Thank you for the detailed response. The TPA does not wish to calculate earnings. However, we will not know if the 415(c) limits have been exceeded until the 4th quarter of 2025. That being said, it is all based on the amount of hours a person works, because the profit sharing is based on total hours. There are 8,736 maximum hours in one calendar year. Please note that every single one of these people with potential refunds is HCE's, with no exception. If they were NHCE, they would never reach the 415(c) limits.
Only a few employees can reach the maximum. Everyone else is based on actual time worked, which is favorable. A limited number of employees have had stops placed on deferrals, which are elective not to reach the maximum. Some are over 50 years old, and the age 50 catch-up of $7,500 will not apply, which helps. The age of 50 is scheduled to go away in 2026.

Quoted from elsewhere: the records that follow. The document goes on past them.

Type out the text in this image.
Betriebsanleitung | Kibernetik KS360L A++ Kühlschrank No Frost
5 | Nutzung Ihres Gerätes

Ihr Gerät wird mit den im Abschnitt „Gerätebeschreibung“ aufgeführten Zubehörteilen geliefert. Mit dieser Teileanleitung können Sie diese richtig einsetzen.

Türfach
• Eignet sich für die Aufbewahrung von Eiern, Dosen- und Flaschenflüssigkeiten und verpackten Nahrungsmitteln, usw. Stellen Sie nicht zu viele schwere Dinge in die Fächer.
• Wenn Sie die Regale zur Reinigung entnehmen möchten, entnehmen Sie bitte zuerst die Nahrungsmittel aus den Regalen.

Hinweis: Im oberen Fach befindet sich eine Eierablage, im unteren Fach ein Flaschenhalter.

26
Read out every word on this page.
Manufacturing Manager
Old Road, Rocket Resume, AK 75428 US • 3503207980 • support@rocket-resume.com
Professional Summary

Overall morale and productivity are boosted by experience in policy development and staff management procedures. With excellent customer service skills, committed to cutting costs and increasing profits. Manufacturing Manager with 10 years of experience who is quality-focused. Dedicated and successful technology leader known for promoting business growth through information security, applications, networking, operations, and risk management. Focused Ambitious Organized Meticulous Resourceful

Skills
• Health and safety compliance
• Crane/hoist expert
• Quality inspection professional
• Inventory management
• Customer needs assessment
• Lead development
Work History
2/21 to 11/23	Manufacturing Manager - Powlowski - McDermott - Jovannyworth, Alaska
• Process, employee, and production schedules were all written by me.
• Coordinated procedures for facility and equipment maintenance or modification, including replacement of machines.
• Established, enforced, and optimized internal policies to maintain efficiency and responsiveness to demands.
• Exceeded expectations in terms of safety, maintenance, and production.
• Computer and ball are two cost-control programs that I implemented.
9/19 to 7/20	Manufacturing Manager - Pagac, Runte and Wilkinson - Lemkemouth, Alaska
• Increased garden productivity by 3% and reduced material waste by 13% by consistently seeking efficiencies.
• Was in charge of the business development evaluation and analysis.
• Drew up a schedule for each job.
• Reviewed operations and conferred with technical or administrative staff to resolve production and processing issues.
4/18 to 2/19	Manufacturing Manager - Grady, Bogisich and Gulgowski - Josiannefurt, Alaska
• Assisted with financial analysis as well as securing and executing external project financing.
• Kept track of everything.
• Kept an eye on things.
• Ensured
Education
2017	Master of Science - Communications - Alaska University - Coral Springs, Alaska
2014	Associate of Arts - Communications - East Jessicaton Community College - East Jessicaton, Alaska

If refunds are due, we will know in November and December, mostly December with almost 99% accuracy, and within the first week of January, with 100% accuracy.
Hypothetical: We take one person who has to refund $5,000, and the 4th quarter gained 10%. Can we safely assume that the withdrawal is $500 in earnings, plus the $5,000?
The Plan Document, not the SPD states the following:
The IRS-approved prototype document with an opinion letter “states reasonable method”, regarding earning calculation refunds.
In the end, we have notified every participant of the possible conflict. Adjustments have been made in elective deferrals to try to avoid this potential conflict.
I have also been advised that the W-2 needs to be amended in 2026 if 415 refunds occur for the 2025 calendar year.
Any further guidance would be highly appreciated. Thank you.